Il y a en France 14.500 vétérinaires en activité :

  • 76% ont une activité libérale
  • 10% sont salariés du secteur privé
  • Les vétérinaires libéraux exercent pour seulement 24% d'entre eux en clientèle rurale ou en clientèle mixte à dominante rurale.


Quant à la densité vétérinaire en France rapportée à la tête de gros bétail, elle n'est nulle part catastrophique même si elle tend à s'abaisser dans certaines régions comme le Limousin. Elle  varie grosso modo entre 4 et 6000 avec une moyenne nationale à 6200.

J'ai dans un second temps, et pour reprendre l'expression du Ministre quand il a évoqué mon rapport à Toulouse le 31 janvier dernier, dressé un diagnostic sans fard de la situation des praticiens ruraux.
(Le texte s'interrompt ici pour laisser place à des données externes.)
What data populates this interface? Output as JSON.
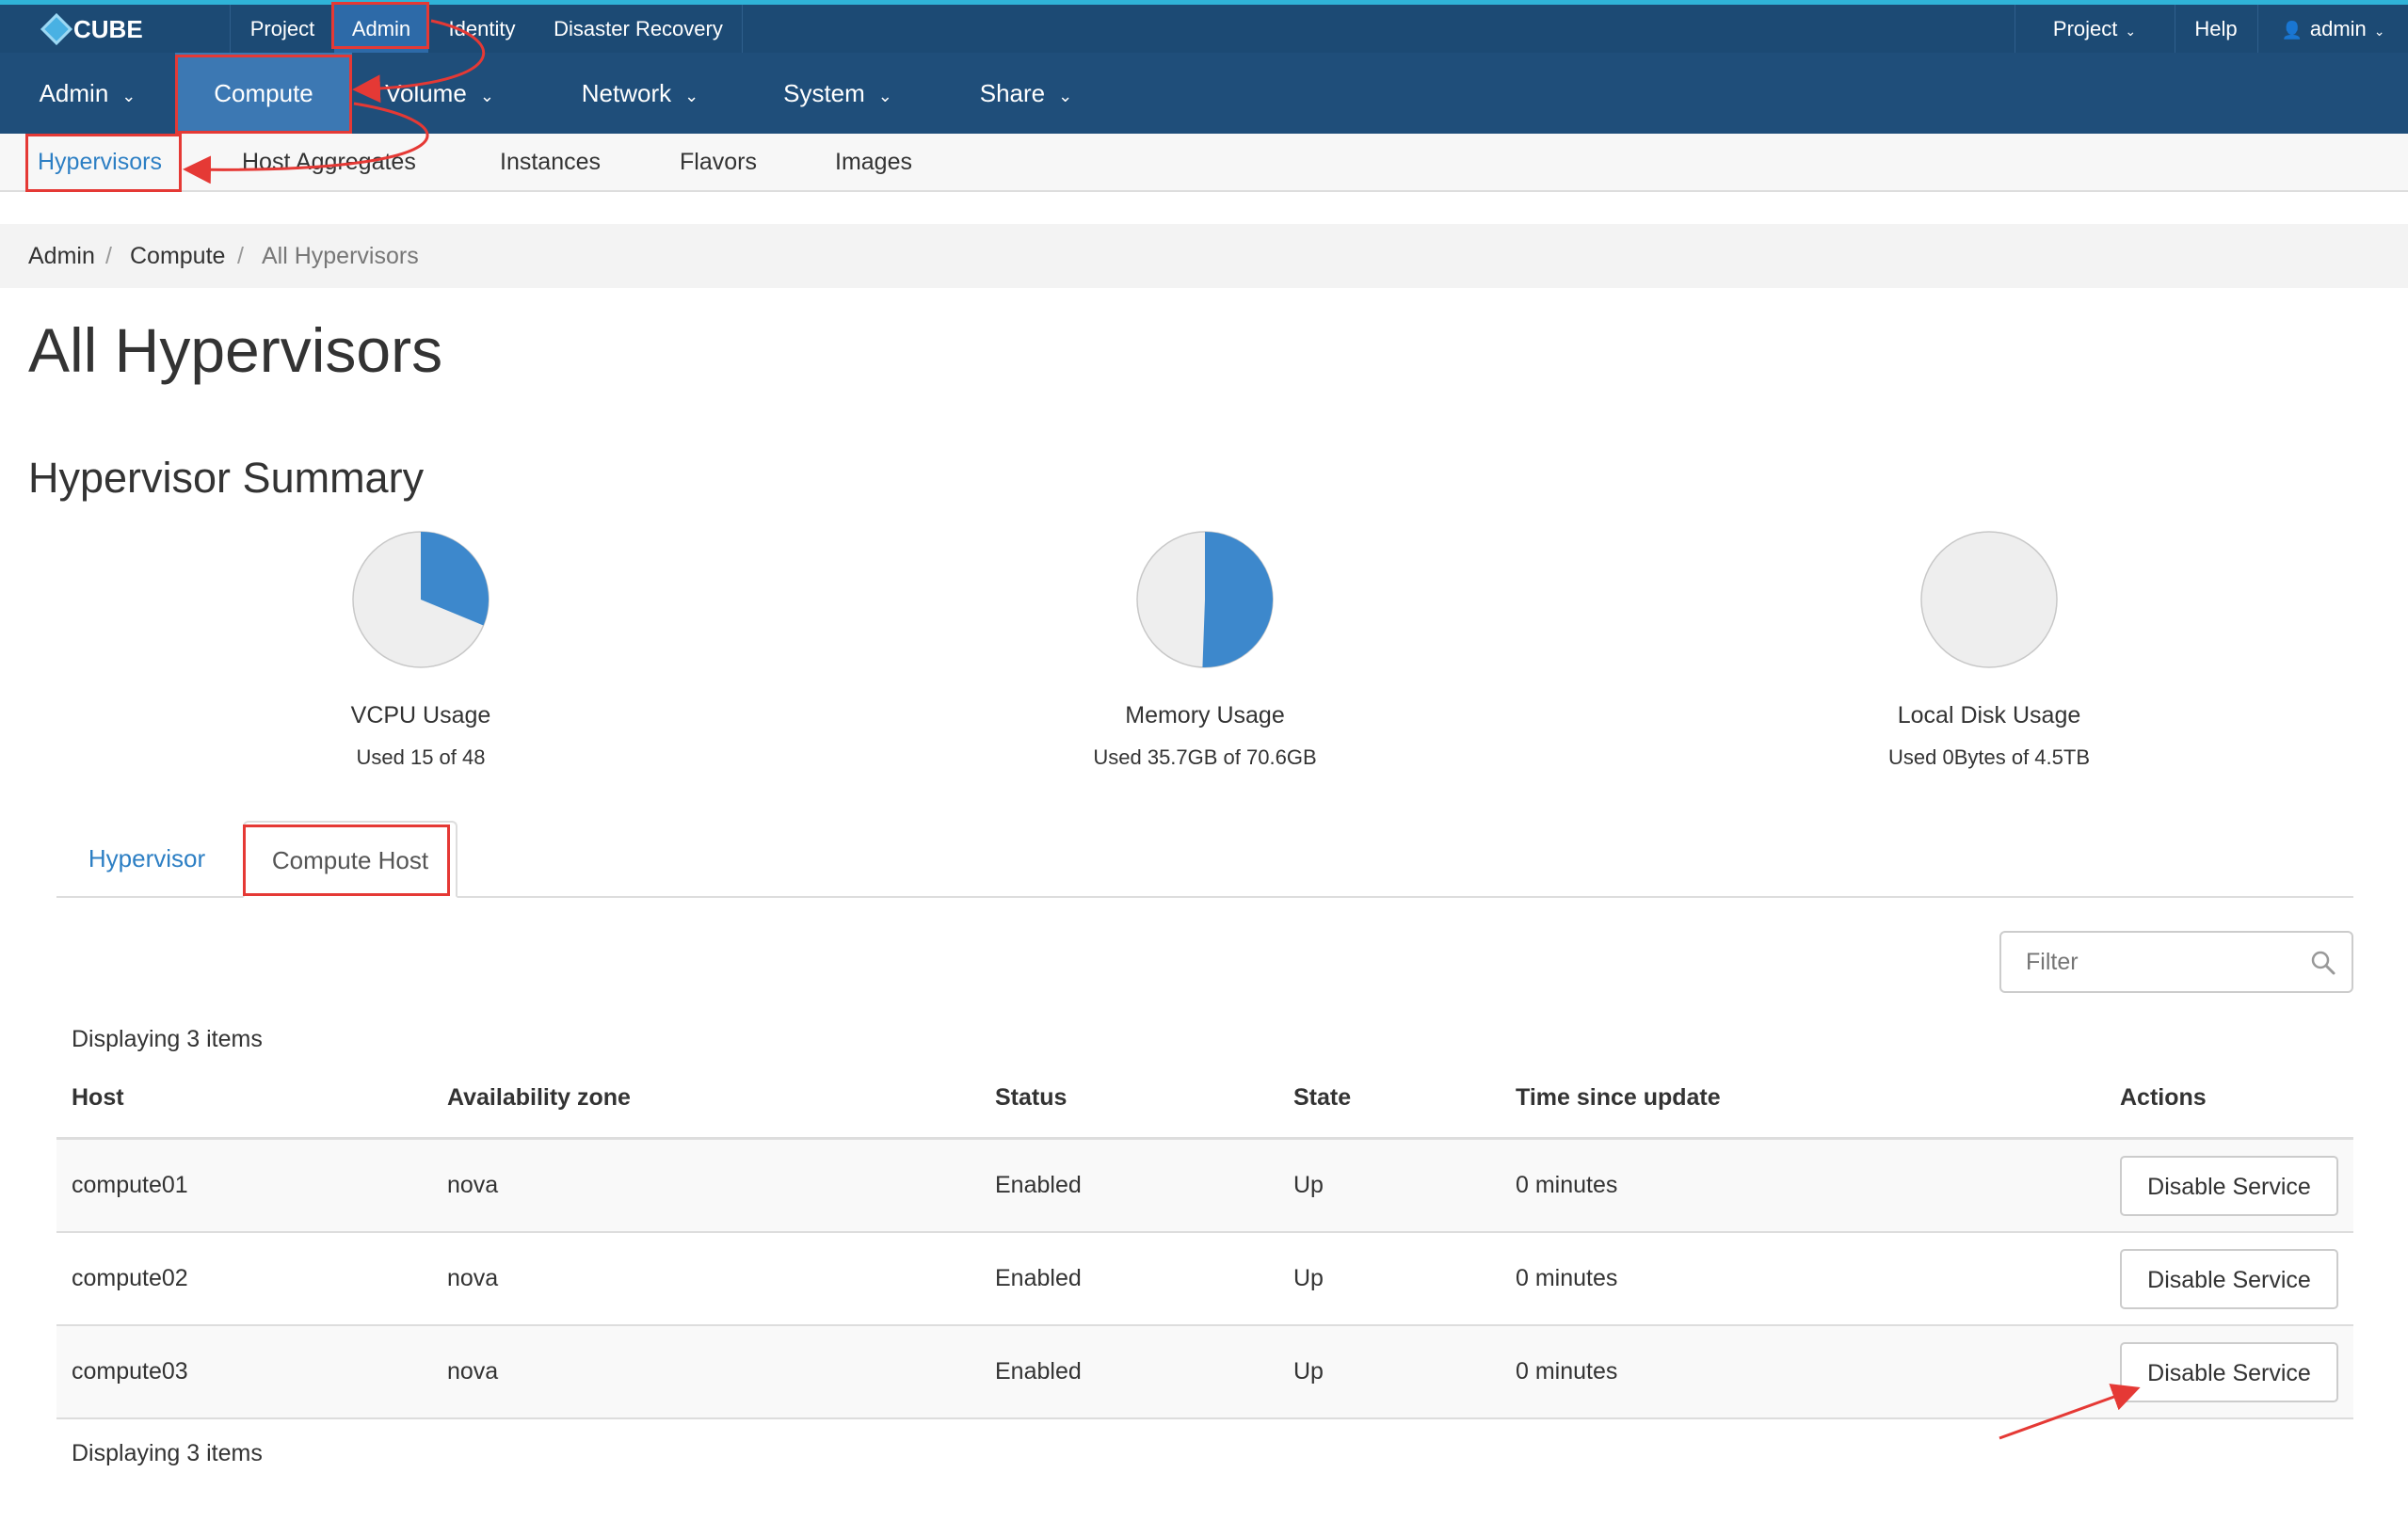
{
  "topbar": {
    "brand": "CUBE",
    "tabs": [
      "Project",
      "Admin",
      "Identity",
      "Disaster Recovery"
    ],
    "right": {
      "project": "Project",
      "help": "Help",
      "user": "admin"
    }
  },
  "main_nav": [
    {
      "label": "Admin",
      "dropdown": true
    },
    {
      "label": "Compute",
      "dropdown": false
    },
    {
      "label": "Volume",
      "dropdown": true
    },
    {
      "label": "Network",
      "dropdown": true
    },
    {
      "label": "System",
      "dropdown": true
    },
    {
      "label": "Share",
      "dropdown": true
    }
  ],
  "sub_nav": [
    "Hypervisors",
    "Host Aggregates",
    "Instances",
    "Flavors",
    "Images"
  ],
  "breadcrumb": [
    "Admin",
    "Compute",
    "All Hypervisors"
  ],
  "page_title": "All Hypervisors",
  "summary": {
    "heading": "Hypervisor Summary",
    "charts": [
      {
        "label": "VCPU Usage",
        "sub": "Used 15 of 48",
        "used": 15,
        "total": 48
      },
      {
        "label": "Memory Usage",
        "sub": "Used 35.7GB of 70.6GB",
        "used": 35.7,
        "total": 70.6
      },
      {
        "label": "Local Disk Usage",
        "sub": "Used 0Bytes of 4.5TB",
        "used": 0,
        "total": 4.5
      }
    ]
  },
  "tabs": [
    "Hypervisor",
    "Compute Host"
  ],
  "filter": {
    "placeholder": "Filter"
  },
  "table": {
    "count_text": "Displaying 3 items",
    "columns": [
      "Host",
      "Availability zone",
      "Status",
      "State",
      "Time since update",
      "Actions"
    ],
    "rows": [
      {
        "host": "compute01",
        "zone": "nova",
        "status": "Enabled",
        "state": "Up",
        "updated": "0 minutes",
        "action": "Disable Service"
      },
      {
        "host": "compute02",
        "zone": "nova",
        "status": "Enabled",
        "state": "Up",
        "updated": "0 minutes",
        "action": "Disable Service"
      },
      {
        "host": "compute03",
        "zone": "nova",
        "status": "Enabled",
        "state": "Up",
        "updated": "0 minutes",
        "action": "Disable Service"
      }
    ]
  },
  "colors": {
    "topbar": "#1c4a74",
    "topbar_accent": "#2fb3d8",
    "nav": "#1f4e7a",
    "nav_active": "#3c78b3",
    "link": "#2d7fc4",
    "pie_used": "#3d88cc",
    "pie_free": "#eeeeee",
    "annotation": "#e53935"
  }
}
Je n'ai essayé ni d'être alarmiste, ni d'être lénifiant. J'ai simplement tenté de montrer les choses telles qu'elles étaient.

Il est vrai que dans la profession le malaise est réel mais il est tout aussi vrai qu'il n'est ni aussi généralisé ni aussi profond qu'on le dit parfois. Bien entendu, d'une région à l'autre, d'un individu à l'autre, d'un secteur d'activité à l'autre, il existe d'énormes différences.
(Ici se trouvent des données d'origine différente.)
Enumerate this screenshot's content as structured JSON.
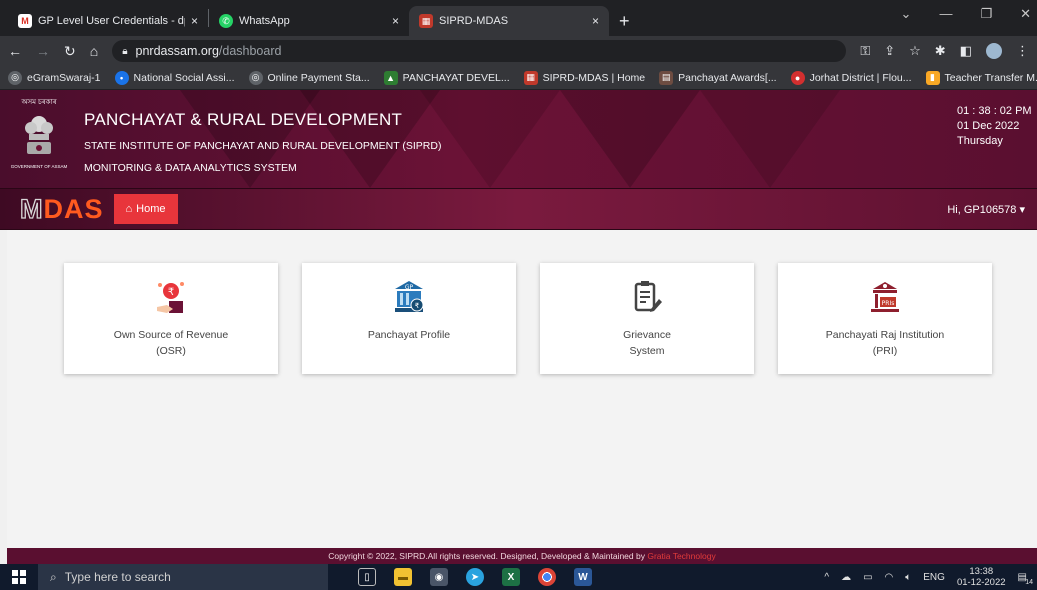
{
  "browser": {
    "tabs": [
      {
        "title": "GP Level User Credentials - dpm",
        "close": "×"
      },
      {
        "title": "WhatsApp",
        "close": "×"
      },
      {
        "title": "SIPRD-MDAS",
        "close": "×"
      }
    ],
    "new_tab": "+",
    "url_host": "pnrdassam.org",
    "url_path": "/dashboard",
    "bookmarks": [
      "eGramSwaraj-1",
      "National Social Assi...",
      "Online Payment Sta...",
      "PANCHAYAT DEVEL...",
      "SIPRD-MDAS | Home",
      "Panchayat Awards[...",
      "Jorhat District | Flou...",
      "Teacher Transfer M..."
    ],
    "bookmarks_more": "»"
  },
  "header": {
    "gov_top": "অসম চৰকাৰ",
    "gov_bottom": "GOVERNMENT OF ASSAM",
    "title": "PANCHAYAT & RURAL DEVELOPMENT",
    "subtitle": "STATE INSTITUTE OF PANCHAYAT AND RURAL DEVELOPMENT (SIPRD)",
    "subtitle2": "MONITORING & DATA ANALYTICS SYSTEM",
    "time": "01 : 38 : 02 PM",
    "date": "01 Dec 2022",
    "day": "Thursday"
  },
  "nav": {
    "logo_m": "M",
    "logo_das": "DAS",
    "home": "Home",
    "greeting": "Hi, GP106578 ▾"
  },
  "cards": [
    {
      "line1": "Own Source of Revenue",
      "line2": "(OSR)"
    },
    {
      "line1": "Panchayat Profile",
      "line2": ""
    },
    {
      "line1": "Grievance",
      "line2": "System"
    },
    {
      "line1": "Panchayati Raj Institution",
      "line2": "(PRI)"
    }
  ],
  "footer": {
    "text": "Copyright © 2022, SIPRD.All rights reserved. Designed, Developed & Maintained by ",
    "brand": "Gratia Technology"
  },
  "taskbar": {
    "search_placeholder": "Type here to search",
    "lang": "ENG",
    "time": "13:38",
    "date": "01-12-2022",
    "notifications": "14"
  },
  "colors": {
    "maroon": "#6b1236",
    "home_red": "#e8353b",
    "logo_orange": "#ff5a1f"
  }
}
On peut cependant dire sans courir grand risque de se tromper :

a) Que la vie du praticien rural reste pénible et que cela est d'autant plus profondément, d'autant plus intensément ressenti que l'ambiance générale est beaucoup plus à l'allègement des horaires et à l'amélioration des conditions de travail qu'au stakhanovisme. Ce qui paraissait acceptable, il y a dix ans à peine, est aujourd'hui quasiment insupportable.

b) Que les praticiens ruraux souffrent plus qu'ils n'osent l'avouer des relations peu amènes qu'ils entretiennent de plus en plus souvent avec un nombre croissant de leurs clients. Ils souffrent à l'évidence d'un certain manque de considération. Cela ne leur est pas particulier: les médecins ont émis les mêmes doléances tout au long de leur mouvement de protestation.
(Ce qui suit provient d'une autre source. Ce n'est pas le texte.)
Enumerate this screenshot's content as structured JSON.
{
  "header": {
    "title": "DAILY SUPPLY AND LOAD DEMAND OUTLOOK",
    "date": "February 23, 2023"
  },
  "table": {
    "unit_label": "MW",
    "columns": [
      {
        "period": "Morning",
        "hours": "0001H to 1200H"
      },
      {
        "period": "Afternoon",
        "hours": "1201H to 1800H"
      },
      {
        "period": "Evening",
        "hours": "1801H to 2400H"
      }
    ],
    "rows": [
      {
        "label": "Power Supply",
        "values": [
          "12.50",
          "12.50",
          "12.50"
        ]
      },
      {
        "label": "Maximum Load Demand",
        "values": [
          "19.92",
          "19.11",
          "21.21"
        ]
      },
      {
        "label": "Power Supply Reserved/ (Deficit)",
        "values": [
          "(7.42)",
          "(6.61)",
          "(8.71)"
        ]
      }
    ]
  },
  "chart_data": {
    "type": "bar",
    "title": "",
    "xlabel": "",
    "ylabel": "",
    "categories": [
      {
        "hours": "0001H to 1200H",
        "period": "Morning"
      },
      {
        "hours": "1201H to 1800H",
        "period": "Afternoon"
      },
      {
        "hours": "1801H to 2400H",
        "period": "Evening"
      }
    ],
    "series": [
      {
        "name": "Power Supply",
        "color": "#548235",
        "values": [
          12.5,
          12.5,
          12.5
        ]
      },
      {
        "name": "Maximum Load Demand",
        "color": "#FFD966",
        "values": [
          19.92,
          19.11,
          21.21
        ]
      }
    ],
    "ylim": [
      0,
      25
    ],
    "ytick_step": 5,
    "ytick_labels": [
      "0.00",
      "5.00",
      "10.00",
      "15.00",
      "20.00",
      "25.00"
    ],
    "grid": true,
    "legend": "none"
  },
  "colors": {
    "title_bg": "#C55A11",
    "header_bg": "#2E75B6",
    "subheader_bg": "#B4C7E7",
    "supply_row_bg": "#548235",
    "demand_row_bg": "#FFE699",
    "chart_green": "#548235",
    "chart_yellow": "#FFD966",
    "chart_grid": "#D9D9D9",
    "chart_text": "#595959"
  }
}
c) Que ces mêmes praticiens tolèrent de plus en plus mal de se voir, selon leur expression, appelés en pompiers et de n'intervenir qu'en urgence.

d) Que la plupart d'entre eux reprochent aux Pouvoirs publics de leur avoir beaucoup demandé sans rien leur avoir donné en échange, pas même un peu de considération.

Parmi les lettres qui m'ont été adressées, et j'en ai reçu beaucoup, plusieurs dizaines, certaines étaient très émouvantes. Je me permettrai simplement de citer quelques mots de l'une d'entre elles, tout à la fois  chaleureuse, touchante et très représentative:Pardonnez moi, me disait son auteur en guise de conclusion, mais je vous ai envoyé une lettre vidange de coeur.

En bref, inutile d'épiloguer, l'exercice en milieu rural pose de réels problèmes et cela se mesure à deux éléments concrets :

      a) Il est extrêmement difficile de trouver, quelle que soit la période de l'année, des remplaçants en clientèle rurale.

      b) Il est quasiment impossible de céder une  clientèle rurale.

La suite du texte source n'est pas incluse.